Scrutiny in court and on Capitol Hill is also increasing. Some of INGAA’s members, including Spectra, are facing political pushback to new, proposed gas pipelines.

Last month, New York Democratic Sens. Chuck Schumer and Kirsten Gillibrand called on FERC to halt construction of the company’s Algonquin Incremental Market (AIM) Project until independent health and safety reviews were completed (Greenwire, May 23).

On the legal front, it’s possible that a court could remand or return a pipeline approval to FERC for new review if it felt the agency had failed to thoroughly scrutinize substantive issues, Santa said.

"It’s incumbent on both the applicants and the staff at the commission’s Office of Energy Projects to run down each of these things and to make sure they’re dotting every ‘i’ and crossing every ‘t’ and creating a situation where these orders when they’re issued are as bulletproof as they can be, given the prospect that some of these intervenors will take the commission to court," Santa said.

"The one thing I would say is the commission overall has a very, very good record on review in terms of the number of times they’ve been remanded," he added.

Court battle

In March, Delaware Riverkeeper Maya van Rossum filed a lawsuit accusing FERC of violating the Constitution’s due process requirements through its approval process for natural gas pipelines (Greenwire, March 3).

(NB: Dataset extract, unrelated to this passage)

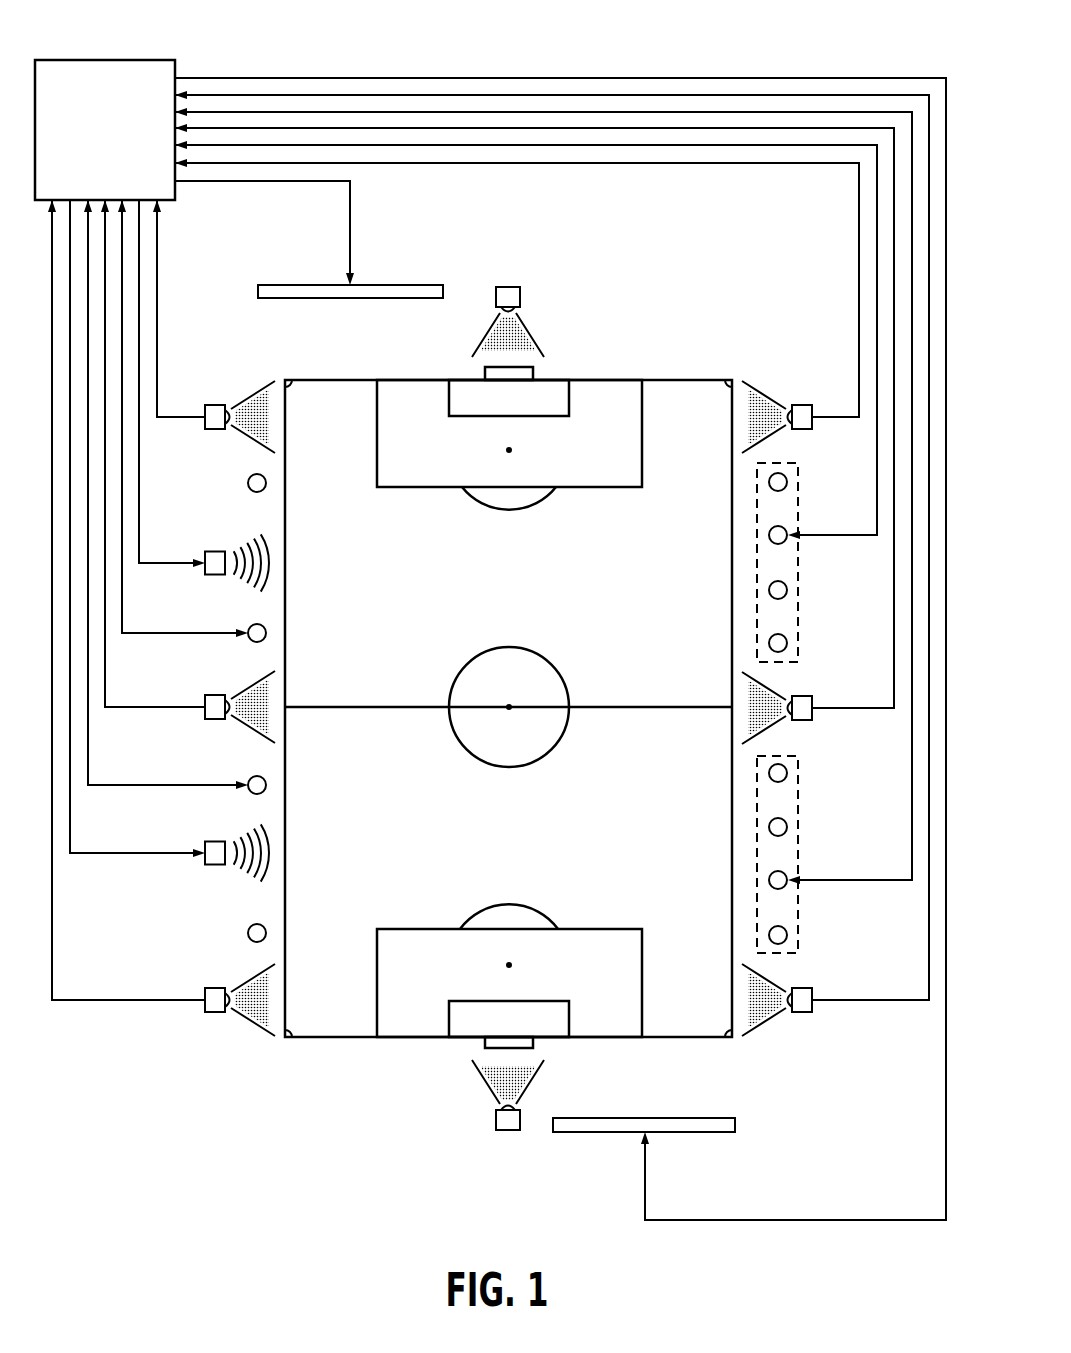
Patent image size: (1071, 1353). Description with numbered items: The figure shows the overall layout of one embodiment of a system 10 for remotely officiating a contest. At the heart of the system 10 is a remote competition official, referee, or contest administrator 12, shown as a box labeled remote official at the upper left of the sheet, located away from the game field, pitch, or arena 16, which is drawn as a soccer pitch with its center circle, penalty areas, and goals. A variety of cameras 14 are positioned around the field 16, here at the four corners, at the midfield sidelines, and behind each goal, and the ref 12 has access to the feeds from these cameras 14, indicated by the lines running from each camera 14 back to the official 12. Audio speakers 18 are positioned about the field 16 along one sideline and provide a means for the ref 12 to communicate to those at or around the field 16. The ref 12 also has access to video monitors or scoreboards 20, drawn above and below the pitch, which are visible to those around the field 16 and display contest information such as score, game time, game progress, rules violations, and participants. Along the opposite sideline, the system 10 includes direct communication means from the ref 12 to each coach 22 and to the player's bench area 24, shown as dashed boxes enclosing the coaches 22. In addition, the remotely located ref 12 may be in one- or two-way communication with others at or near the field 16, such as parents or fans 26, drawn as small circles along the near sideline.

Van Rossum’s complaint, filed in the U.S. District Court for the District of Columbia, said FERC’s analyses were "infected by structural bias" because the agency’s "entire natural gas pipeline program is funded by the private companies that it is tasked with regulating."

In a 31-page brief filed on May 27, INGAA told the court that environmentalists were "profoundly mistaken" in asserting that FERC has a financial incentive for approving pipelines.

INGAA asked the court to dismiss the complaint and said FERC’s funding process was consistent with that of other agencies, calling the Riverkeeper’s allegations "absurdly broad."

"The Budget Act’s cost recovery mechanism ensures that FERC does not secure additional funds if it approves an additional pipeline," INGAA attorneys wrote. "That approval would, instead, only slightly reduce the burden imposed on other pipelines and their customers."

Van Rossum, in an interview, said the advent of hydraulic fracturing and the spread of gas pipelines had fueled the increased attention on FERC and that she welcomed any slowdown in FERC’s reviews.

"The longer time frame in the decisionmaking process, to me, what that means is that we have more time to prove the point that we as a nation need to be off fracked gas or fracked oil and these extreme fossil fuels," she said. "It gives us the time to win the bigger point … which is clean energy versus dirty energy."